You got that backwards.
Clock frequencies were closely tied to process scaling - smaller transistors switch faster using less power, enabling faster clocks with unchanged or slightly WORSE IPC for an otherwise identical design. IPC has and always will be primarily dependent on architecture: a 8086 will still require at least four clock cycles per instruction regardless of whether it is made on 3um or 14nm, though you may be able to run the 14nm version at 10+GHz instead of the original's 4.77MHz. If you could make an i3-8300 on 3um, you would still get approximately the same ~3.5 IPC you did at 14nm, albeit at only 1-2MHz due to how stupidly large the die would be.

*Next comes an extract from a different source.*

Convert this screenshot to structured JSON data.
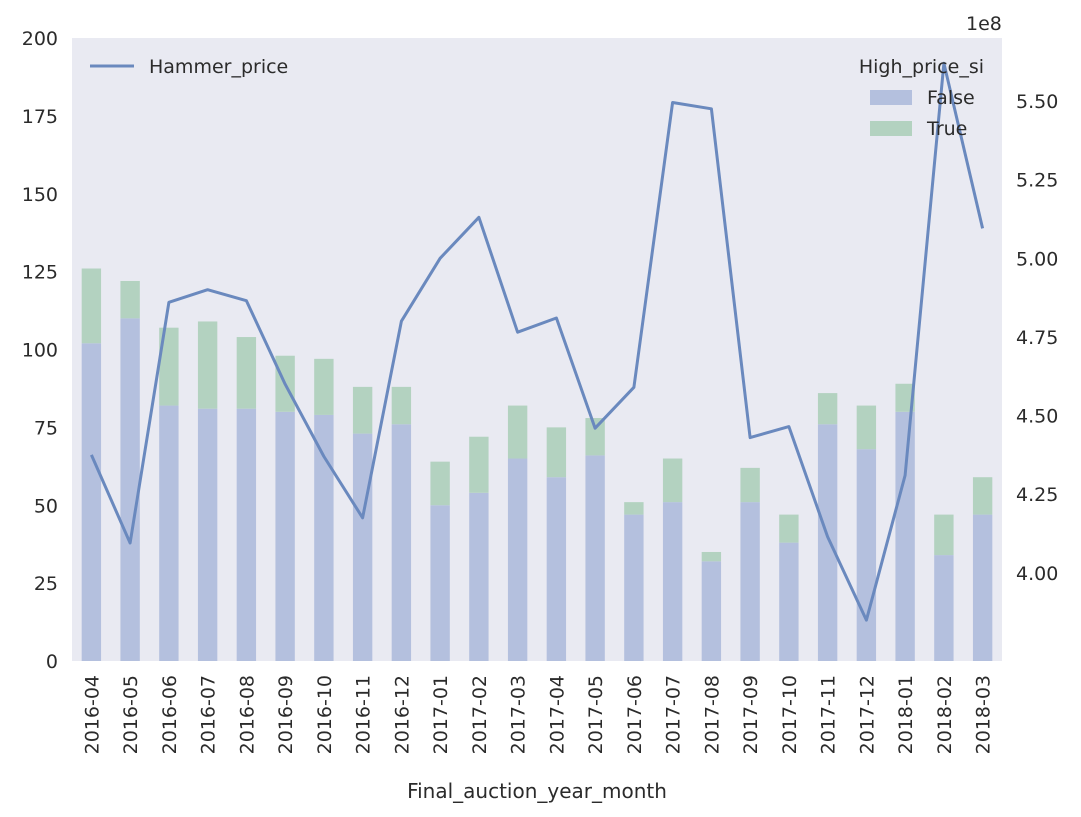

Lithography is linked to IPC that you want it or not. Yes lithography primarly revolve around frequency and power, however the process can provide better quality sillicon with each iteration. The process itself at the same frequency can have an impact on performances.
If you take a 14nm+ to a 14nm++ process, you might get a small increment of performances.
Basically IPC stand for Instruction per Cycle. One Cycle of a CPU compared to another one. Lithography is having an impact... and on less than 5%, it might be bigger than you expect. Intel 14nm process was really good and they perfect it for 4 years.